In a small initial test in people, researchers have shown that a single infusion of a novel gene-editing treatment can reduce cholesterol, the fatty substance that clogs and hardens arteries over time.
The experiment was carried out in 10 participants with an inherited condition that causes extremely high LDL, or “bad,” cholesterol levels, which can lead to heart attack at an early age. Despite being on cholesterol-lowering medications, the volunteers were already suffering from heart disease. They joined a trial in New Zealand and the United Kingdom run by Verve Therapeutics, a Cambridge, Massachusetts–based biotech company.
The gene-editing treatment aims to permanently lower cholesterol by using Crispr to edit a gene in the liver. Researchers gave a single infusion, in varying doses, to the patients whose average age was 54. While the lower doses didn’t have much of an effect, the highest dose reduced LDL cholesterol by 55 percent in the single patient who received it. Meanwhile, two patients who got the next-highest dose saw reductions of 39 percent and 48 percent.

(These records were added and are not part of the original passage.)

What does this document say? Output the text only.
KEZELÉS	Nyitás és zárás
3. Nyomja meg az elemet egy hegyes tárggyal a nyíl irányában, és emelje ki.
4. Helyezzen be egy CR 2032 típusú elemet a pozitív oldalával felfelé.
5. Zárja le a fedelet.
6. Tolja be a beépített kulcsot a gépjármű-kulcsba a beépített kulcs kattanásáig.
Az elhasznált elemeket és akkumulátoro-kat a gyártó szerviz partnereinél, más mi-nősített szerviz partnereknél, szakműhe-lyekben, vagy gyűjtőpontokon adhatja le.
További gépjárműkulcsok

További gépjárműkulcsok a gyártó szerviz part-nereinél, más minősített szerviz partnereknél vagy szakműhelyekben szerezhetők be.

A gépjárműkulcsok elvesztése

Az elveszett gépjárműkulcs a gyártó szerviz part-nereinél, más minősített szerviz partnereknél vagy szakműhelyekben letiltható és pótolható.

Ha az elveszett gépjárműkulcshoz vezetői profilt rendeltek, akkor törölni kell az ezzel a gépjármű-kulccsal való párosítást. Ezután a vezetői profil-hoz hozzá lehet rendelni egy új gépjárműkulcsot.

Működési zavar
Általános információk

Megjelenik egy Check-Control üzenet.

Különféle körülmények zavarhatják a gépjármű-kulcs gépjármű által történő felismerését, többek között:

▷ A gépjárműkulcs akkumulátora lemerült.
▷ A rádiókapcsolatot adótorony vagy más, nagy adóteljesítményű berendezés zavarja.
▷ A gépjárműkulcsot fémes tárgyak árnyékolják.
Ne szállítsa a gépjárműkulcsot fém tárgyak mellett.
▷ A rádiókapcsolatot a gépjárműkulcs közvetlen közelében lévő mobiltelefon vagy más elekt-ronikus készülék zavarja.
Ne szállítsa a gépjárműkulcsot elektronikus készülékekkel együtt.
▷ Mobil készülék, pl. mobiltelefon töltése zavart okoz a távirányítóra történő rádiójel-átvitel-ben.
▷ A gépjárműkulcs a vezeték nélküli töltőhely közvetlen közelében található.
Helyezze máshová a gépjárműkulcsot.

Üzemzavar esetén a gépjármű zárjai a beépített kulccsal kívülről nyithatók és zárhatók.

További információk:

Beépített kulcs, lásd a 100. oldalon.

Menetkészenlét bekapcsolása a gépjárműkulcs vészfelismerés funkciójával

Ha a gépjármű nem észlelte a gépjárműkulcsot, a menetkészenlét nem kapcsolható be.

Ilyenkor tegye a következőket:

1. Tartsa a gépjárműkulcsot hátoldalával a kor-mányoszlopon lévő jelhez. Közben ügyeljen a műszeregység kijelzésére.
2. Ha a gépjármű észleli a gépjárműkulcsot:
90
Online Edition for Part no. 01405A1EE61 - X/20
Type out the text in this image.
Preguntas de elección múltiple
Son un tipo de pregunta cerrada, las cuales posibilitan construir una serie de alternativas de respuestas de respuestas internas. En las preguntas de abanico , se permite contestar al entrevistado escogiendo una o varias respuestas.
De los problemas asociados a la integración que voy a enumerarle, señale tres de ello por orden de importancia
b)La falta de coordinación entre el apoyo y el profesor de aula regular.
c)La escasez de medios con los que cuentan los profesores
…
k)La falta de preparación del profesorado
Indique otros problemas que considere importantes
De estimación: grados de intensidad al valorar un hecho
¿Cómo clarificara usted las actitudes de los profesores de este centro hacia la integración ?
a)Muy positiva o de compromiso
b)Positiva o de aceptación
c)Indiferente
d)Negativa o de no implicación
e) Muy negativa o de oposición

The first patient was treated just six months ago, and researchers are still following all of the participants. The preliminary results were presented at the American Heart Association’s annual meeting in Philadelphia on November 12.
Gene editing could provide a more lasting option for treating hereditary high cholesterol, which today requires long-term medication. “The current care consists of daily pills and intermittent injections that must be taken for decades. This places a very heavy treatment burden on patients, providers, and the health care system,” said Andrew Bellinger, chief scientific officer of Verve Therapeutics, at a news conference over the weekend.

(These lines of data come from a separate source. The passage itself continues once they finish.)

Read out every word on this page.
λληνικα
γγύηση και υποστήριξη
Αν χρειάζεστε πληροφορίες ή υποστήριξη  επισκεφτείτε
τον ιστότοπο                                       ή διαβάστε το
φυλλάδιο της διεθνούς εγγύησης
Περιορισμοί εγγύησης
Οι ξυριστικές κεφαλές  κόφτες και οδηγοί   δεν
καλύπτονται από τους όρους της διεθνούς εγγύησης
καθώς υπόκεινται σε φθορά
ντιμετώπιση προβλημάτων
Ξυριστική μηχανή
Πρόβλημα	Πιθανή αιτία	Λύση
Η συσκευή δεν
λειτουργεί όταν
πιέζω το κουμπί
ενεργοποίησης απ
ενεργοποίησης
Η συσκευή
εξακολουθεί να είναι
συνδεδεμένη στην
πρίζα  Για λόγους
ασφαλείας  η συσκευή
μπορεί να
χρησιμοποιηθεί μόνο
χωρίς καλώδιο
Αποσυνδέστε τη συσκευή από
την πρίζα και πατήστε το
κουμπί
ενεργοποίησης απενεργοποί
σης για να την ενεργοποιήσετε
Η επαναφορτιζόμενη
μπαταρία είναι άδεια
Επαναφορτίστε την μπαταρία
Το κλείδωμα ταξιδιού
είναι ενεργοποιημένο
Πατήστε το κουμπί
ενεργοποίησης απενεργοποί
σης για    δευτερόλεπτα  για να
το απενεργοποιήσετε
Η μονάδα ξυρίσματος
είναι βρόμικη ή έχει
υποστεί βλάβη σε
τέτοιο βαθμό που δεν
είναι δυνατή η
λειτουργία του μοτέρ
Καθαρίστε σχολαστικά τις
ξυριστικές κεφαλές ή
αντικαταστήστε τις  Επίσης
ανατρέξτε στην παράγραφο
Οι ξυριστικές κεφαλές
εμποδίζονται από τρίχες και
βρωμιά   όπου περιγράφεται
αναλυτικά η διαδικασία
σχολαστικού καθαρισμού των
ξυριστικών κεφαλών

But no one has ever used gene editing to lower cholesterol in people before. “This is a strategy that could be revolutionary,” said Karol Watson, a cardiologist at UCLA, during the news conference. “But we have to make sure it’s safe.”

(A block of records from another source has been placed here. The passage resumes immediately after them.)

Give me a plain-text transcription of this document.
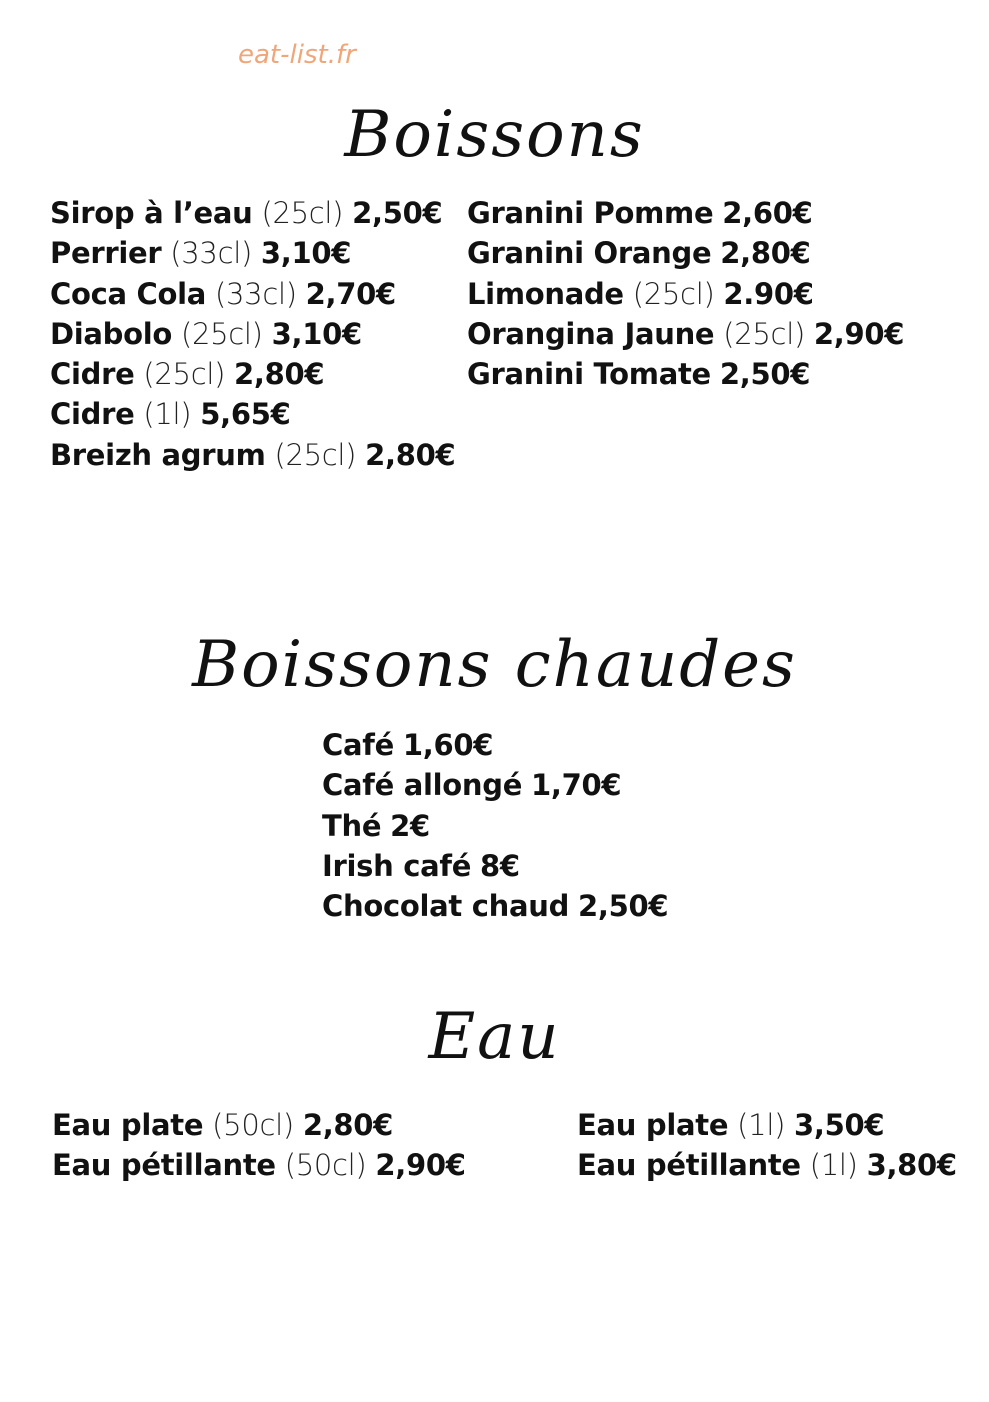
eat-list.fr
Boissons
Sirop à l’eau (25cl) 2,50€
Perrier (33cl) 3,10€
Coca Cola (33cl) 2,70€
Diabolo (25cl) 3,10€
Cidre (25cl) 2,80€
Cidre (1l) 5,65€
Breizh agrum (25cl) 2,80€
Granini Pomme 2,60€
Granini Orange 2,80€
Limonade (25cl) 2.90€
Orangina Jaune (25cl) 2,90€
Granini Tomate 2,50€
Boissons chaudes
Café 1,60€
Café allongé 1,70€
Thé 2€
Irish café 8€
Chocolat chaud 2,50€
Eau
Eau plate (50cl) 2,80€
Eau pétillante (50cl) 2,90€
Eau plate (1l) 3,50€
Eau pétillante (1l) 3,80€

The treatment uses a newer, more precise form of Crispr called base editing to inactivate a gene in the liver called PCSK9. This gene plays a critical role in controlling LDL cholesterol in the blood. Instead of cutting genes, as Crispr is designed to do, base editing simply swaps one DNA letter for another. Verve’s treatment is designed to change an A to a G, which effectively turns the PCSK9 gene off.